Abdullah mengatakan bahwa dia "didorong" oleh komitmen Trump untuk menemukan solusi terhadap konflik yang telah berlangsung puluhan tahun, yang dia sebut sebagai "potensi sumber ketidakstabilan utama."
"Kami berharap AS akan menjangkau dan menemukan cara yang tepat untuk bergerak maju dalam situasi yang penuh tantangan ini," katanya.
Orang-orang Palestina memandang pengakuan Trump atas Yerusalem yang diduduki sebagai ibukota Israel sebagai langkah sepihak.
Presiden Palestina Mahmoud Abbas mengatakan bahwa dia tidak akan bertemu dengan pejabat administrasi Trump dan membatalkan pertemuan dengan Pence yang telah dijadwalkan pada pertengahan Desember.
Dalam sebuah ekspresi baru tentang penghinaan tersebut, Abbas tumpang tindih dengan Pence di Yordania dari Sabtu malam sampai tengah hari Minggu, ketika pemimpin Palestina tersebut terbang ke Brussels untuk bertemu dengan menteri luar negeri Uni Eropa pada hari Senin.
Di sana, Abbas diharapkan untuk mendesak negara-negara anggota UE untuk mengenali negara Palestina di garis pra-1967, dan untuk meningkatkan keterlibatan dalam mediasi.
Nabil Abu Rdeneh, seorang penasihat Abbas, mengulangi pada hari Minggu bahwa "AS tidak lagi dapat diterima sebagai mediator."

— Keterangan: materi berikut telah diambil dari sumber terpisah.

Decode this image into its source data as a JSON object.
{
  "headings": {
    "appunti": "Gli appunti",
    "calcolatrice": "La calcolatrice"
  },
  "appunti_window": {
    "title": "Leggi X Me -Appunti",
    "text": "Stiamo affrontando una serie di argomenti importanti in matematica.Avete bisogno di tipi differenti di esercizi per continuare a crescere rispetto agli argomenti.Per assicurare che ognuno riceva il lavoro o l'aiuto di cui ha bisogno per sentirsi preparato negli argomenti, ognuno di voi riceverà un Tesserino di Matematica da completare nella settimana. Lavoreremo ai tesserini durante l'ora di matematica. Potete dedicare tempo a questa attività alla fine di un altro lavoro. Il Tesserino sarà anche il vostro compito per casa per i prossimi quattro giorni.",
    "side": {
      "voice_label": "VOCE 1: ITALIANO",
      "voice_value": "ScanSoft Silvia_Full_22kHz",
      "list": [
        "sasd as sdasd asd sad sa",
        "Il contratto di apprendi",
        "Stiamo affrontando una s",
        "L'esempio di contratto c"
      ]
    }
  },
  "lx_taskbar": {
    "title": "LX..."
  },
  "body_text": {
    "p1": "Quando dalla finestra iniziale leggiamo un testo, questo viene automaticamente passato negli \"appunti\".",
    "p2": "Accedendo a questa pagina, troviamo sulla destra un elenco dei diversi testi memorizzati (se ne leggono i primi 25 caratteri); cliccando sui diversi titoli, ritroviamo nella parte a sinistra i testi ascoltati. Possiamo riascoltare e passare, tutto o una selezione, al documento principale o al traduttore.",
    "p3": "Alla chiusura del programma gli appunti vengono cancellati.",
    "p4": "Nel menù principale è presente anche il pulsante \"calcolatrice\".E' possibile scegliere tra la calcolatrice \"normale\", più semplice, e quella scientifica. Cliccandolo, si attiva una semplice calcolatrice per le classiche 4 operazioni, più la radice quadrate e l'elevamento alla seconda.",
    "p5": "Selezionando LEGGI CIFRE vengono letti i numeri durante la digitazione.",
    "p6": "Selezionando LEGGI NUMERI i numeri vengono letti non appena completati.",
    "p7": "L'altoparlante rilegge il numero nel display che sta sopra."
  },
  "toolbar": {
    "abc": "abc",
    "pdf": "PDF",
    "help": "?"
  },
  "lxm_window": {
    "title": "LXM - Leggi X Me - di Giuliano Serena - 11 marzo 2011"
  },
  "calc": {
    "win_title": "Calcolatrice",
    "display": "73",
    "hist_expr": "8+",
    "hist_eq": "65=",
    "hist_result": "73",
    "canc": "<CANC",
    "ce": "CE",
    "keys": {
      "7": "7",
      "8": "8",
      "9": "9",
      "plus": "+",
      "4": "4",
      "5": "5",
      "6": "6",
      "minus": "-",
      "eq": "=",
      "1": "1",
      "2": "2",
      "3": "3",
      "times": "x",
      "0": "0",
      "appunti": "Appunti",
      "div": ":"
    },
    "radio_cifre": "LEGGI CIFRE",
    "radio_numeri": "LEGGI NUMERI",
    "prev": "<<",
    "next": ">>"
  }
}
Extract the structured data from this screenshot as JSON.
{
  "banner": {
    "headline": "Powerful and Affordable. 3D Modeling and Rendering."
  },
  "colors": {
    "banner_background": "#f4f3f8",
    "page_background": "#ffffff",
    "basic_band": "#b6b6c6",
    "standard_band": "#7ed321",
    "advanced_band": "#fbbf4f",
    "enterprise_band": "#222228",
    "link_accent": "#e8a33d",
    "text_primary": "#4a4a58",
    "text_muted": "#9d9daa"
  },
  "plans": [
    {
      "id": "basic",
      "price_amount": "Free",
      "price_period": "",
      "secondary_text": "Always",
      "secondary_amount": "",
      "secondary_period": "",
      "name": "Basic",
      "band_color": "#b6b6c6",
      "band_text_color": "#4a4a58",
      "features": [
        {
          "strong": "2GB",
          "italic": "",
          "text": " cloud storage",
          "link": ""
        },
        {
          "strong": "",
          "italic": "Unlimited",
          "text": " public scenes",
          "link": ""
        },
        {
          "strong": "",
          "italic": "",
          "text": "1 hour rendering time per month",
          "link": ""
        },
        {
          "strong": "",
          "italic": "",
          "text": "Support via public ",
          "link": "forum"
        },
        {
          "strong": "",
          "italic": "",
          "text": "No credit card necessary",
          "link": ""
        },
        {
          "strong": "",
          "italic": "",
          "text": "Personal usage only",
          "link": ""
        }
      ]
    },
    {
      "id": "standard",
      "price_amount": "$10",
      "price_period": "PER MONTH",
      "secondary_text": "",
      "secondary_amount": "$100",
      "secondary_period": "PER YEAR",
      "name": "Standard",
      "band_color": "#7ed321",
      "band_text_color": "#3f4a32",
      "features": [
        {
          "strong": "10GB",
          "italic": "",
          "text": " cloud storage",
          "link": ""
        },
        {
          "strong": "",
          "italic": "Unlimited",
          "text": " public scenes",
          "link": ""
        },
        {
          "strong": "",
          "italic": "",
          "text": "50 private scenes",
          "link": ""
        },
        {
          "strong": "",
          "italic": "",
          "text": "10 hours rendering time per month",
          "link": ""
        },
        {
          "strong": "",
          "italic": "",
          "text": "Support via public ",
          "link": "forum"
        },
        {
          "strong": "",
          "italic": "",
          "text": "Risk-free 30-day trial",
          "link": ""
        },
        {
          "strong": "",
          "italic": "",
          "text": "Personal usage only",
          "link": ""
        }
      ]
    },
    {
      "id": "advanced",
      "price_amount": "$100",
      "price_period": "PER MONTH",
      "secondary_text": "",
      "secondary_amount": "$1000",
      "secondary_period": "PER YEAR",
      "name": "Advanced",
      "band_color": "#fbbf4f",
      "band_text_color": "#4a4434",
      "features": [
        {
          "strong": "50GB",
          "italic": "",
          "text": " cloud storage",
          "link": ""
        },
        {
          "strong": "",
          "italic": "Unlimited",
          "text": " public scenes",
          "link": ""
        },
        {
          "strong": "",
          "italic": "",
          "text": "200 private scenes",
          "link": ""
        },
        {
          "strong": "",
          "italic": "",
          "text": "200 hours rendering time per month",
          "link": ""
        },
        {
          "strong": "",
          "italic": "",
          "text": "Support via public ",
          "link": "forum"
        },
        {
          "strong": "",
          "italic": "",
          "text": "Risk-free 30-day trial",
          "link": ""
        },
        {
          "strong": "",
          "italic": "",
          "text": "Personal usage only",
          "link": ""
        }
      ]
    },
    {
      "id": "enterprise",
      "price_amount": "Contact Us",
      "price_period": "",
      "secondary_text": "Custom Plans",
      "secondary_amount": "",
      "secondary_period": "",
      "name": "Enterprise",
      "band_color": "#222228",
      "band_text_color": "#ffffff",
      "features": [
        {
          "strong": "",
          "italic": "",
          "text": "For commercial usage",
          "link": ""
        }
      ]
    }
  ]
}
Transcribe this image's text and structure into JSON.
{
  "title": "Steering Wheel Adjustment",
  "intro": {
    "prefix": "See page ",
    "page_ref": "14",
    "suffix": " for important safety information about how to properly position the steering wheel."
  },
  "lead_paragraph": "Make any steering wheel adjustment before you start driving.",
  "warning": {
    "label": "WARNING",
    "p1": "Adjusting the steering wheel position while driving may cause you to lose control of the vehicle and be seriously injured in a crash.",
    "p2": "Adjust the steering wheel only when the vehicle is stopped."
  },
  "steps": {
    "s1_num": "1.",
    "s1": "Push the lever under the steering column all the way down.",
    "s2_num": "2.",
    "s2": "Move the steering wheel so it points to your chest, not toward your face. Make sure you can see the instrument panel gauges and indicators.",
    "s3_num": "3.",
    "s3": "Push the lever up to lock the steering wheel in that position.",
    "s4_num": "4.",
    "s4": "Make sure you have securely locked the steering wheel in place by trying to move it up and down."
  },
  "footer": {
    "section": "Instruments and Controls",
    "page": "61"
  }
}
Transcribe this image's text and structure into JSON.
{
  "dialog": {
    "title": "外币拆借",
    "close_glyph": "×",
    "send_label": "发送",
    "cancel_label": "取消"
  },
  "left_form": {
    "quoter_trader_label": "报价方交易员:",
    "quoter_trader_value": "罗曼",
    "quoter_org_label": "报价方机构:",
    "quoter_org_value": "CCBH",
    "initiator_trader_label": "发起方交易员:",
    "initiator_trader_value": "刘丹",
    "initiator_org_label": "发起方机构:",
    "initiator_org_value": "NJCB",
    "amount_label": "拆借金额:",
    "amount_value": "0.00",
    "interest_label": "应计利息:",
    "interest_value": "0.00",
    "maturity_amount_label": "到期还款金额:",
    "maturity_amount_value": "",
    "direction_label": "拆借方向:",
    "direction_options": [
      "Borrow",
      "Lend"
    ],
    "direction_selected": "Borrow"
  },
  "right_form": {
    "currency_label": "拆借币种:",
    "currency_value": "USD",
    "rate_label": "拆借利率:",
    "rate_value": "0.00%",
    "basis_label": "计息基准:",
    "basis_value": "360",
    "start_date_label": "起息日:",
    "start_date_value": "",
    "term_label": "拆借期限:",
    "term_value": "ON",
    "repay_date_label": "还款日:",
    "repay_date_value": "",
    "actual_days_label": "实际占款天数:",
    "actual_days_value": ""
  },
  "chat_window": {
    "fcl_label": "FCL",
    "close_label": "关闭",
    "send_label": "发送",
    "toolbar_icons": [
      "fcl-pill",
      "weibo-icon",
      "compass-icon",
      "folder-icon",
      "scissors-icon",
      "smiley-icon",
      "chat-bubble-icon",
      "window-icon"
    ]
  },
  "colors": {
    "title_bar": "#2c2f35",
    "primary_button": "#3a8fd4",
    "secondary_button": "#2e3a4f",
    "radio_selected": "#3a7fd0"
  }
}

"Setiap rencana dari sisi manapun harus didasarkan pada referensi dasar, yang merupakan resolusi PBB mengenai pembentukan negara Palestina di perbatasan tahun 1967, dengan Yerusalem timur sebagai ibukota, dan Inisiatif Perdamaian Arab, yang menangani banyak masalah, termasuk isu pengungsi, "katanya.
"Setiap rencana yang tidak didasarkan pada legitimasi internasional dan Inisiatif Perdamaian Arab tidak akan dapat diterima, baik oleh orang Palestina maupun orang Arab."